La victimización les rindió en 2011, cuando culparon al Grupo A de haberlos dejado sin Presupuesto. En efecto, podría ser un argumento válido para usar en vísperas de las elecciones: exhibir que no les dejan sacar su Presupuesto y ponerlo como ejemplo de lo desestabilizador que puede resultar para el gobierno perder el control del Congreso.

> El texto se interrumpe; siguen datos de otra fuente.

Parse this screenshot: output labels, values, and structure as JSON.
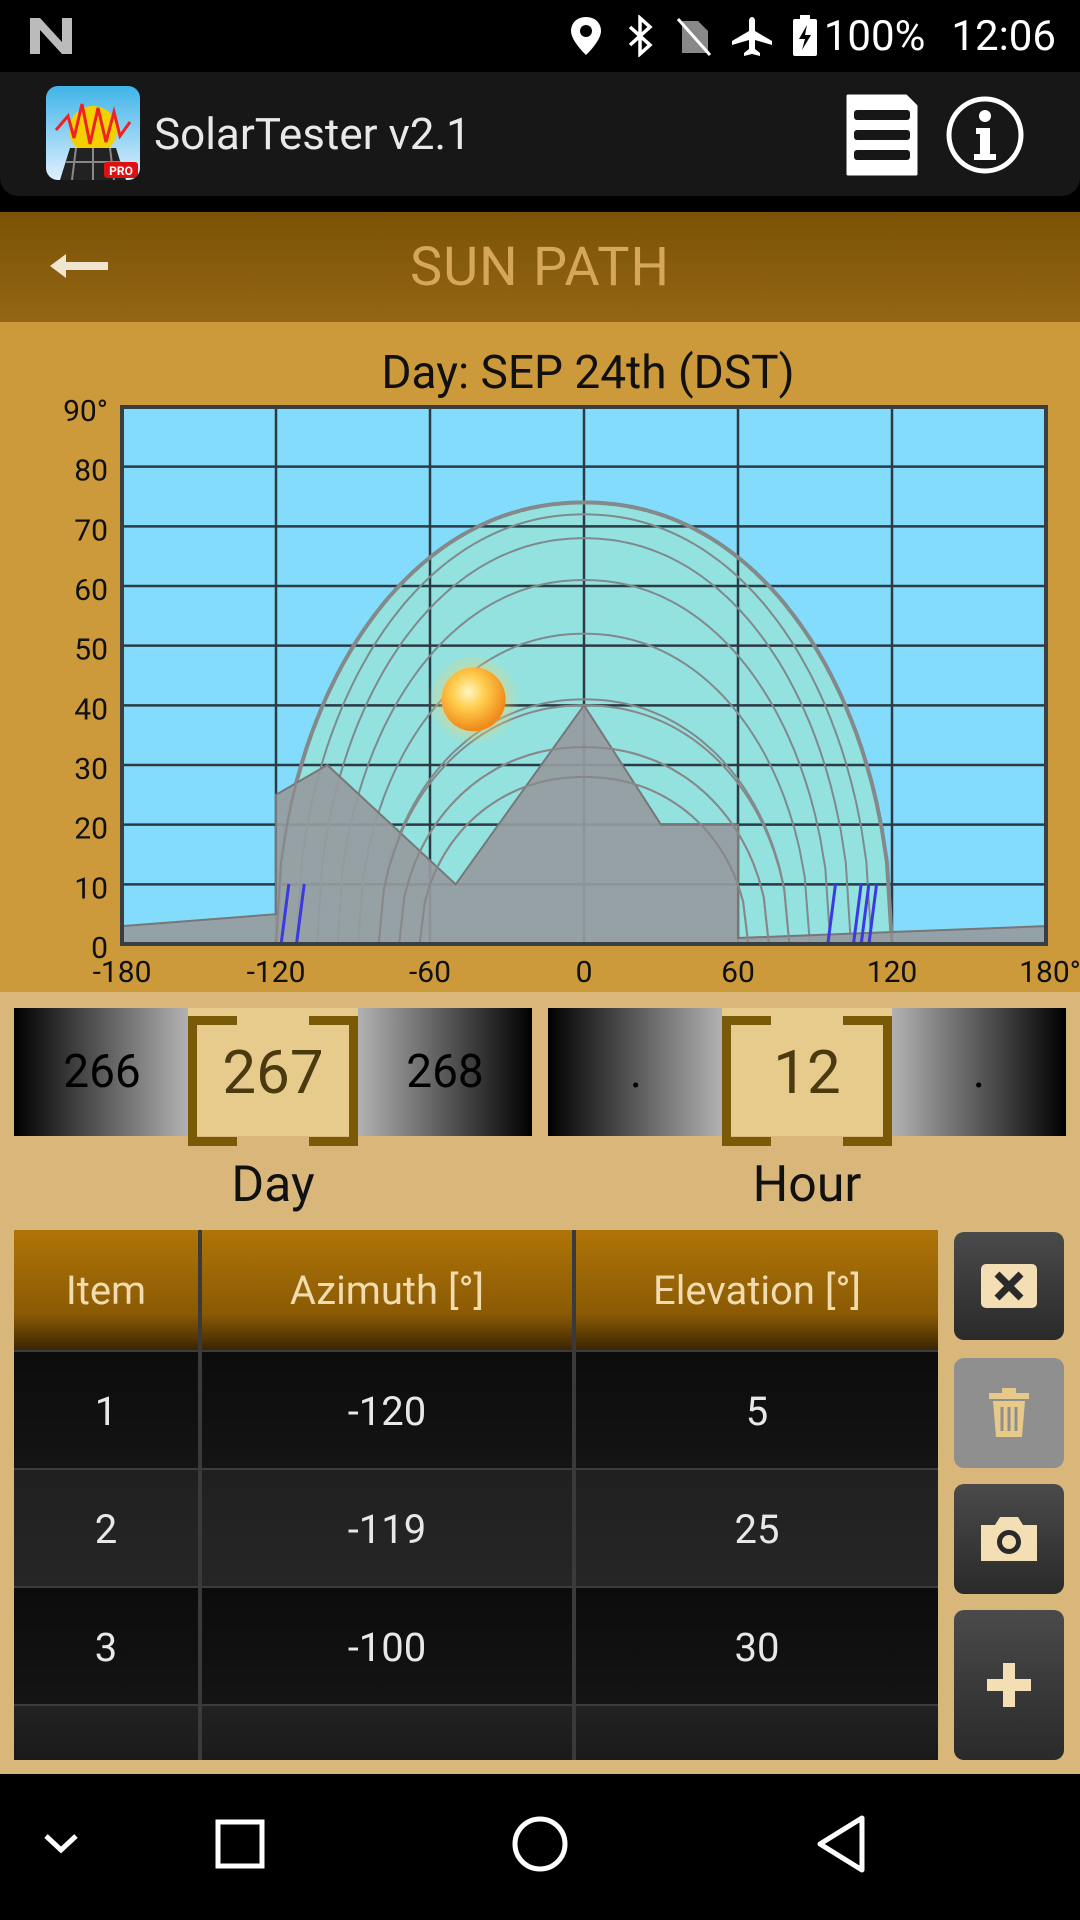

Sin embargo eso no sucederá. No porque no sea buena idea, sino porque junto con el Presupuesto el Poder Ejecutivo giró los proyectos de ley de prórroga de la emergencia económica y de los impuestos al cheque, adicional sobre cigarrillos, de capital sobre las cooperativas y de Monotributo. La prórroga de esos tributos que vencen a fin de año es clave, porque se trata de recursos contemplados por el gobierno en el presupuesto, en especial el impuesto sobre créditos y débitos conocido como ley del cheque, por el cual se cobra un gravamen del 6 por mil en cada operación bancaria. El gobierno no puede darse el lujo de prescindir de esas normas.

Los votos estarán, así tengan que hacer volver a su banca al menos por ese día a Martín Sabbatella -de licencia en la AFSCA-, convencer al alejado diputado del MPN José Brillo, al salteño Alfredo Olmedo, o hasta al joven Facundo Moyano. Y no son los únicos que están en la agenda de María Teresa García, la kirchnerista encargada de hacer el conteo. Son cosas que el gobierno sabe que puede conseguir ahora, cuando no se ha confirmado lo que temen el 27 de octubre, fecha en la que vislumbran que los diputados salgan a buscar garrochas.

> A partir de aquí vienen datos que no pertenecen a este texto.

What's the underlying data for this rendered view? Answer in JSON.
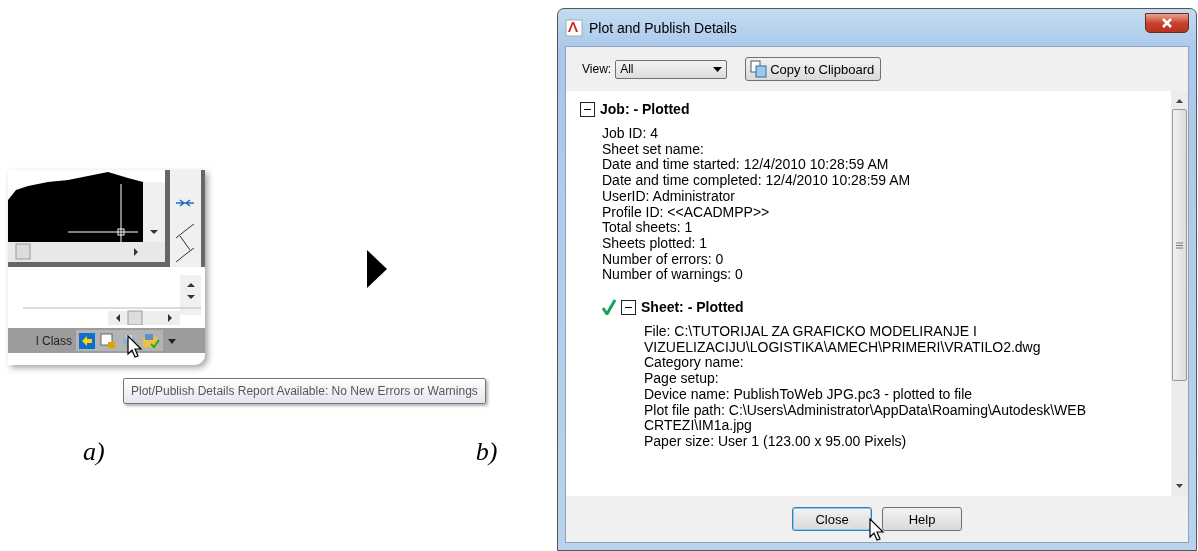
{
  "figure_a": {
    "status_bar": {
      "label": "l Class"
    },
    "tooltip": "Plot/Publish Details Report Available: No New Errors or Warnings",
    "caption": "a)"
  },
  "figure_b": {
    "caption": "b)"
  },
  "dialog": {
    "title": "Plot and Publish Details",
    "view_label": "View:",
    "view_value": "All",
    "copy_button": "Copy to Clipboard",
    "job": {
      "heading": "Job: - Plotted",
      "expanded": true,
      "details": [
        "Job ID: 4",
        "Sheet set name:",
        "Date and time started: 12/4/2010 10:28:59 AM",
        "Date and time completed: 12/4/2010 10:28:59 AM",
        "UserID: Administrator",
        "Profile ID: <<ACADMPP>>",
        "Total sheets: 1",
        "Sheets plotted: 1",
        "Number of errors: 0",
        "Number of warnings: 0"
      ],
      "children": [
        {
          "heading": "Sheet: - Plotted",
          "expanded": true,
          "succeeded": true,
          "details": [
            "File: C:\\TUTORIJAL ZA GRAFICKO MODELIRANJE I VIZUELIZACIJU\\LOGISTIKA\\AMECH\\PRIMERI\\VRATILO2.dwg",
            "Category name:",
            "Page setup:",
            "Device name: PublishToWeb JPG.pc3 - plotted to file",
            "Plot file path: C:\\Users\\Administrator\\AppData\\Roaming\\Autodesk\\WEB CRTEZI\\IM1a.jpg",
            "Paper size: User 1 (123.00 x 95.00 Pixels)"
          ]
        }
      ]
    },
    "buttons": [
      {
        "label": "Close",
        "default": true
      },
      {
        "label": "Help",
        "default": false
      }
    ]
  }
}
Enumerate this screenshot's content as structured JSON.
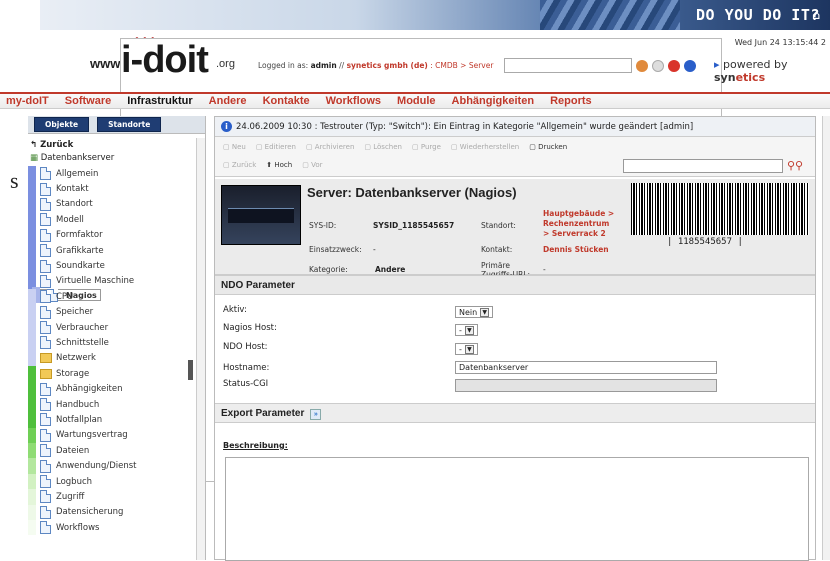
{
  "banner": {
    "slogan": "DO YOU DO IT?",
    "date": "Wed Jun 24 13:15:44 2",
    "home_icon": "home-icon"
  },
  "logo": {
    "www": "www.",
    "name": "i-doit",
    "org": ".org"
  },
  "login": {
    "prefix": "Logged in as:",
    "user": "admin",
    "sep": "//",
    "company": "synetics gmbh (de)",
    "path": ": CMDB > Server"
  },
  "powered": {
    "prefix": "powered by",
    "brand_a": "syn",
    "brand_b": "etics"
  },
  "menu": [
    "my-doIT",
    "Software",
    "Infrastruktur",
    "Andere",
    "Kontakte",
    "Workflows",
    "Module",
    "Abhängigkeiten",
    "Reports"
  ],
  "menu_active": "Infrastruktur",
  "sidebar": {
    "tabs": [
      "Objekte",
      "Standorte"
    ],
    "back": "Zurück",
    "root": "Datenbankserver",
    "items": [
      {
        "label": "Allgemein",
        "color": "#7b8fe0",
        "type": "doc"
      },
      {
        "label": "Kontakt",
        "color": "#7b8fe0",
        "type": "doc"
      },
      {
        "label": "Standort",
        "color": "#7b8fe0",
        "type": "doc"
      },
      {
        "label": "Modell",
        "color": "#7b8fe0",
        "type": "doc"
      },
      {
        "label": "Formfaktor",
        "color": "#7b8fe0",
        "type": "doc"
      },
      {
        "label": "Grafikkarte",
        "color": "#7b8fe0",
        "type": "doc"
      },
      {
        "label": "Soundkarte",
        "color": "#7b8fe0",
        "type": "doc"
      },
      {
        "label": "Virtuelle Maschine",
        "color": "#7b8fe0",
        "type": "doc"
      },
      {
        "label": "Nagios",
        "color": "#a7b4ea",
        "type": "doc",
        "selected": true
      },
      {
        "label": "CPU",
        "color": "#c9d0f2",
        "type": "doc"
      },
      {
        "label": "Speicher",
        "color": "#c9d0f2",
        "type": "doc"
      },
      {
        "label": "Verbraucher",
        "color": "#c9d0f2",
        "type": "doc"
      },
      {
        "label": "Schnittstelle",
        "color": "#c9d0f2",
        "type": "doc"
      },
      {
        "label": "Netzwerk",
        "color": "#c9d0f2",
        "type": "folder"
      },
      {
        "label": "Storage",
        "color": "#4fbf3c",
        "type": "folder"
      },
      {
        "label": "Abhängigkeiten",
        "color": "#4fbf3c",
        "type": "doc"
      },
      {
        "label": "Handbuch",
        "color": "#4fbf3c",
        "type": "doc"
      },
      {
        "label": "Notfallplan",
        "color": "#4fbf3c",
        "type": "doc"
      },
      {
        "label": "Wartungsvertrag",
        "color": "#6fcf55",
        "type": "doc"
      },
      {
        "label": "Dateien",
        "color": "#8fdc74",
        "type": "doc"
      },
      {
        "label": "Anwendung/Dienst",
        "color": "#b3e79e",
        "type": "doc"
      },
      {
        "label": "Logbuch",
        "color": "#d2f1c2",
        "type": "doc"
      },
      {
        "label": "Zugriff",
        "color": "#e4f6da",
        "type": "doc"
      },
      {
        "label": "Datensicherung",
        "color": "#eef9e8",
        "type": "doc"
      },
      {
        "label": "Workflows",
        "color": "#f5fcf1",
        "type": "doc"
      }
    ]
  },
  "message": "24.06.2009 10:30 : Testrouter (Typ: \"Switch\"): Ein Eintrag in Kategorie \"Allgemein\" wurde geändert [admin]",
  "actions": {
    "row1": [
      {
        "label": "Neu",
        "enabled": false
      },
      {
        "label": "Editieren",
        "enabled": false
      },
      {
        "label": "Archivieren",
        "enabled": false
      },
      {
        "label": "Löschen",
        "enabled": false
      },
      {
        "label": "Purge",
        "enabled": false
      },
      {
        "label": "Wiederherstellen",
        "enabled": false
      },
      {
        "label": "Drucken",
        "enabled": true
      }
    ],
    "row2": [
      {
        "label": "Zurück",
        "enabled": false
      },
      {
        "label": "Hoch",
        "enabled": true
      },
      {
        "label": "Vor",
        "enabled": false
      }
    ]
  },
  "object": {
    "title": "Server: Datenbankserver (Nagios)",
    "sysid_label": "SYS-ID:",
    "sysid": "SYSID_1185545657",
    "einsatz_label": "Einsatzzweck:",
    "einsatz": "-",
    "kategorie_label": "Kategorie:",
    "kategorie": "Andere",
    "standort_label": "Standort:",
    "standort": [
      "Hauptgebäude >",
      "Rechenzentrum",
      "> Serverrack 2"
    ],
    "kontakt_label": "Kontakt:",
    "kontakt": "Dennis Stücken",
    "url_label": "Primäre Zugriffs-URL:",
    "url": "-",
    "barcode": "| 1185545657 |"
  },
  "ndo": {
    "title": "NDO Parameter",
    "aktiv_label": "Aktiv:",
    "aktiv": "Nein",
    "host_label": "Nagios Host:",
    "host": "-",
    "ndo_label": "NDO Host:",
    "ndo": "-",
    "hostname_label": "Hostname:",
    "hostname": "Datenbankserver",
    "status_label": "Status-CGI",
    "status": ""
  },
  "export": {
    "title": "Export Parameter"
  },
  "beschreibung": "Beschreibung:",
  "left_cut": "s"
}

En el Senado los números no son tan volátiles, pero se percibe un clima que hace presumir que la procesión va por dentro. Cuando el miércoles el radicalismo se retiró del recinto argumentando haberse sentido agraviada por el titular de Aerolíneas Argentinas, quien se resistió a disculparse con los legisladores a los que entre otras cosas había tildado de “zánganos”, tomaron la palabra para para criticar a sus pares de la UCR los senadores Horacio Lores (neuquino del MPN), María Rosa Díaz (fueguina del partido de Sabbatella) y María José Bongiorno (rionegrina, del Frente Grande hasta hace poco, afiliada recientemente al PJ, como resaltó esa misma tarde). Después habló Miguel Pichetto, pero sonó inusualmente condescendiente para con la actitud de Gerardo Morales y compañía. Las críticas entonces partieron de aliados, no las hubo desde el seno del bloque oficialista. Una señal para tener en cuenta.

Otra es sin dudas la que dieron los gobernadores oficialistas el miércoles en Tecnópolis. Acostumbrados a concurrir a cuanta convocatoria haga el gobierno nacional para los actos de Cristina, esta vez sólo seis de los 17 alineados con el kirchnerismo respondieron a la invitación al acto encabezado por la Presidenta, que organizó por Guillermo Moreno para celebrar tardíamente el Día de la Industria. Luces de alarma y desconfianza se encendieron en la Casa Rosada por esas ausencias, impensadas en otras circunstancias.